I was not much concerned at the disaster, though I saw my master, after
having been wounded by a splinter in the head during the engagement, very
barbarously used by the Turks; I say, I was not much concerned, till, upon
some unlucky thing I said, which, as I remember, was about abusing my
master, they took me and beat me most unmercifully with a flat stick on the
soles of my feet, so that I could neither go or stand for several days
together.

But my good fortune was my friend upon this occasion; for, as they were
sailing away with our ship in tow as a prize, steering for the Straits, and
in sight of the bay of Cadiz, the Turkish rover was attacked by two great
Portuguese men-of-war, and taken and carried into Lisbon.

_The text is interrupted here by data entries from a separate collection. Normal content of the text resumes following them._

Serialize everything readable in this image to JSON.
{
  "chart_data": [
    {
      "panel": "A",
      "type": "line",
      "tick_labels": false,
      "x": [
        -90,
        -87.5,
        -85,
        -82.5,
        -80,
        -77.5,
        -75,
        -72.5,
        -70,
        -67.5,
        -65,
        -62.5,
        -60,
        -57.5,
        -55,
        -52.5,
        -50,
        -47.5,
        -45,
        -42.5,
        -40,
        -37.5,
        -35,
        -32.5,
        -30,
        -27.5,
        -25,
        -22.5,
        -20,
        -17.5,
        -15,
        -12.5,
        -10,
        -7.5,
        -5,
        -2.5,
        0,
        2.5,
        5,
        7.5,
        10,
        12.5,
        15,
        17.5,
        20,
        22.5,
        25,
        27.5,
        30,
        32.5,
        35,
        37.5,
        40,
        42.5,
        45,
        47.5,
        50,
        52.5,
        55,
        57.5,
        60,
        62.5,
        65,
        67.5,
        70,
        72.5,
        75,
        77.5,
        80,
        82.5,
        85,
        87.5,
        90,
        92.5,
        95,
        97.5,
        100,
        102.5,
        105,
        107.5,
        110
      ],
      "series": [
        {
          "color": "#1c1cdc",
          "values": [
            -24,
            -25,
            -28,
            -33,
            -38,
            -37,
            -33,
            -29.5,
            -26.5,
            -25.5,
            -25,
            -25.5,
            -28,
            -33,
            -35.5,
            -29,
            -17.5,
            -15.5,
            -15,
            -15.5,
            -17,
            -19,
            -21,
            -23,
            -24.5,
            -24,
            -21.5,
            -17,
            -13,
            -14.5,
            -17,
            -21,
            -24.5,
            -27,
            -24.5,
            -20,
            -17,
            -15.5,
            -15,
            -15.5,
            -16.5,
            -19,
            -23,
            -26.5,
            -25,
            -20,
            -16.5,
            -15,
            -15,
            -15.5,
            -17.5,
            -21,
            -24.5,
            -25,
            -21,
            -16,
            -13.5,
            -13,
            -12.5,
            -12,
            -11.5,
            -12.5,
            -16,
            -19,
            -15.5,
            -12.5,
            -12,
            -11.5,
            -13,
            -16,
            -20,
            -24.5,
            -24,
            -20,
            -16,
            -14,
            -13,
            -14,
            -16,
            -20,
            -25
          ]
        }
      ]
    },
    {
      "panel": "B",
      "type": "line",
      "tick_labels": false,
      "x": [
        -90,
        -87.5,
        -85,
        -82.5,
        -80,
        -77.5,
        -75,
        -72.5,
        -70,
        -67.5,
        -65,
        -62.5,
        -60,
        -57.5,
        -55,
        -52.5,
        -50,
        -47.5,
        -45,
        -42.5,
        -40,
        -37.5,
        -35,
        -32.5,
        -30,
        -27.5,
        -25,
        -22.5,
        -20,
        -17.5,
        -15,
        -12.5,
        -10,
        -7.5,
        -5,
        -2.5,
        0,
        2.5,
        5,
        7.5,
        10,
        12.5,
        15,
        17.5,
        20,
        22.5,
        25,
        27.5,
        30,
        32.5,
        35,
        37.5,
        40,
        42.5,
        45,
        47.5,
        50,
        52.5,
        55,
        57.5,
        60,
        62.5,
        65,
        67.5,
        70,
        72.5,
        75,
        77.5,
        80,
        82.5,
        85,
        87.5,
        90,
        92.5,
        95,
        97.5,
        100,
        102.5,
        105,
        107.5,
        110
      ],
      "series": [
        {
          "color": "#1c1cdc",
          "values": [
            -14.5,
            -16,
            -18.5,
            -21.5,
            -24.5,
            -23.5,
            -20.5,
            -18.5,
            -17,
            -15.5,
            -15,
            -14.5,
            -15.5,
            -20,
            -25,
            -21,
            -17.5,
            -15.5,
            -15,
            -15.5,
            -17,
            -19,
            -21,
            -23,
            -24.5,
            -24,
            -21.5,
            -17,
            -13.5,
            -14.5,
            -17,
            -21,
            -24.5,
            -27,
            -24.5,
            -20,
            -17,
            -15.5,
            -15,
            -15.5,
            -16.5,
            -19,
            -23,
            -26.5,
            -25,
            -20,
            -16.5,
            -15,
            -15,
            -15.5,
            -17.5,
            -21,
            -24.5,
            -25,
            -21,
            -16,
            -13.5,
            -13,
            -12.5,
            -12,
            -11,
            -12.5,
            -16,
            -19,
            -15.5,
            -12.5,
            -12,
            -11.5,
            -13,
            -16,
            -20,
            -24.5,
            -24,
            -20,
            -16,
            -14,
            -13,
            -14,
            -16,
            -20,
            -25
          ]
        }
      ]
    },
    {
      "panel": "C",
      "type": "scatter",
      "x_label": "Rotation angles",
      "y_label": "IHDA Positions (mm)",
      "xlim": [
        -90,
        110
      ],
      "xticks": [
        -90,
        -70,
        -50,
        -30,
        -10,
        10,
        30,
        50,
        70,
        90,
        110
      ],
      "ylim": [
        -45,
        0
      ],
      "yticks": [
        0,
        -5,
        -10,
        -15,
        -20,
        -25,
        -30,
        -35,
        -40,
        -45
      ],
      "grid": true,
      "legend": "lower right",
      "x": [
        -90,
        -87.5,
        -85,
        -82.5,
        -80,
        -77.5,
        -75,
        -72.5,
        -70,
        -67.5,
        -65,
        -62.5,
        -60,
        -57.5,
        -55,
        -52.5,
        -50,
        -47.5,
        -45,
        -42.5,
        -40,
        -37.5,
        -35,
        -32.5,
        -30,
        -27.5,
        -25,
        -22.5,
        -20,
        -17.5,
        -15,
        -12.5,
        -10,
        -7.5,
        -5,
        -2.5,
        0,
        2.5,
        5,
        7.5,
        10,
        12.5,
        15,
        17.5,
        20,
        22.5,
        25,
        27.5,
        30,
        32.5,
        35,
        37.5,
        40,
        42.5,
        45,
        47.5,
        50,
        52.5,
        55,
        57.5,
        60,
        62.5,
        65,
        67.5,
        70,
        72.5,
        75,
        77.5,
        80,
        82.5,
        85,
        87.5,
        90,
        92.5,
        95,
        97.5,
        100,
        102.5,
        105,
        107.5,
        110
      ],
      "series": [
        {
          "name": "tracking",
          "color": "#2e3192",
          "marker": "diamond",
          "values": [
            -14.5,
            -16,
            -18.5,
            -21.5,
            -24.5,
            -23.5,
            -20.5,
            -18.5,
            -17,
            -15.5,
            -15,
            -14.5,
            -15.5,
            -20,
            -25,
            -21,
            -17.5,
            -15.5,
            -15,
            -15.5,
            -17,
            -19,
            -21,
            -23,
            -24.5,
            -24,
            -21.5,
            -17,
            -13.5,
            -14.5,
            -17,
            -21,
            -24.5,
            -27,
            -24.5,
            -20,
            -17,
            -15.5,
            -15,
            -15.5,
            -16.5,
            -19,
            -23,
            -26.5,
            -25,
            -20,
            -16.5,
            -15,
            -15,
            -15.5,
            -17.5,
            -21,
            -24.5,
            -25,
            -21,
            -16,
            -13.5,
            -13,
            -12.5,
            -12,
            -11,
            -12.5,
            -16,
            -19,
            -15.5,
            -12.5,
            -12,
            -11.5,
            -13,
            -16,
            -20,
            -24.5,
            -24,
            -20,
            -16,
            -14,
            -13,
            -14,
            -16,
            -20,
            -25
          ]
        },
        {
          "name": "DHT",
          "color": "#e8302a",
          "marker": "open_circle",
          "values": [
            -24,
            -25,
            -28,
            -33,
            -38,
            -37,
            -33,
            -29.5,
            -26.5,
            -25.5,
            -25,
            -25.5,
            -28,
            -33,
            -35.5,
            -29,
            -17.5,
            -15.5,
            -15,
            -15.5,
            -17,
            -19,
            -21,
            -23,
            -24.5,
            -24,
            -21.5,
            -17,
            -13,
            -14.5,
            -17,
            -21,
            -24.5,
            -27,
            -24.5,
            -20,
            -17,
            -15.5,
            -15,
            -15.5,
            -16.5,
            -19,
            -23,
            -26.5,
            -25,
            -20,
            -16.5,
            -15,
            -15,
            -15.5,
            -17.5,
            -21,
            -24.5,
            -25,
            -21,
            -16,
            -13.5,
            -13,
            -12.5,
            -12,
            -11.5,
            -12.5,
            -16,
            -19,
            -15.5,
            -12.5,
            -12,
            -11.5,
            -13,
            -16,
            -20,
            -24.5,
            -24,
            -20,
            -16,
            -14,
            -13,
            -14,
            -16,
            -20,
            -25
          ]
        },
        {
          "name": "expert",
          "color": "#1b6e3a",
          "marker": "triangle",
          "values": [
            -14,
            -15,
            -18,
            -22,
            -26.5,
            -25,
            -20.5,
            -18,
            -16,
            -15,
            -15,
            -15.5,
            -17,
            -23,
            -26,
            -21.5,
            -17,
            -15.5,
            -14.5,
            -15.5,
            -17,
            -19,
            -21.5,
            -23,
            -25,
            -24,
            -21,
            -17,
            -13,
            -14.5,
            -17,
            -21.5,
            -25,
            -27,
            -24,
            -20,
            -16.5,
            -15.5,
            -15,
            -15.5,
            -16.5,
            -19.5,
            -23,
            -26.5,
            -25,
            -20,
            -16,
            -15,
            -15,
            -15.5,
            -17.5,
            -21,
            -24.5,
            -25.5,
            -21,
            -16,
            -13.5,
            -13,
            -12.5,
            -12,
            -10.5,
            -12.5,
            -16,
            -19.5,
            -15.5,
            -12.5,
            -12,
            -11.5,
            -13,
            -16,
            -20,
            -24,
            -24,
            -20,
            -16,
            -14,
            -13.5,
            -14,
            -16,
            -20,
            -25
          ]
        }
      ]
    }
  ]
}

As I was not much concerned at my captivity, not indeed understanding the
consequences of it, if it had continued, so I was not suitably sensible of
my deliverance; nor, indeed, was it so much a deliverance to me as it would
otherwise have been, for my master, who was the only friend I had in the
world, died at Lisbon of his wounds; and I being then almost reduced to my
primitive state, viz., of starving, had this addition to it, that it was in
a foreign country too, where I knew nobody and could not speak a word of
their language. However, I fared better here than I had reason to expect;
for when all the rest of our men had their liberty to go where they would,
I, that knew not whither to go, stayed in the ship for several days, till
at length one of the lieutenants seeing me, inquired what that young
English dog did there, and why they did not turn him on shore.

I heard him, and partly understood what he meant, though not what he said,
and began then to be in a terrible fright; for I knew not where to get a
bit of bread; when the pilot of the ship, an old seaman, seeing me look
very dull, came to me, and speaking broken English to me, told me I must be
gone. "Whither must I go?" said I. "Where you will," said he, "home to your
own country, if you will." "How must I go thither?" said I. "Why, have you
no friend?" said he. "No," said I, "not in the world, but that dog,"
pointing to the ship's dog (who, having stolen a piece of meat just before,
had brought it close by me, and I had taken it from him, and ate it), "for
he has been a good friend, and brought me my dinner."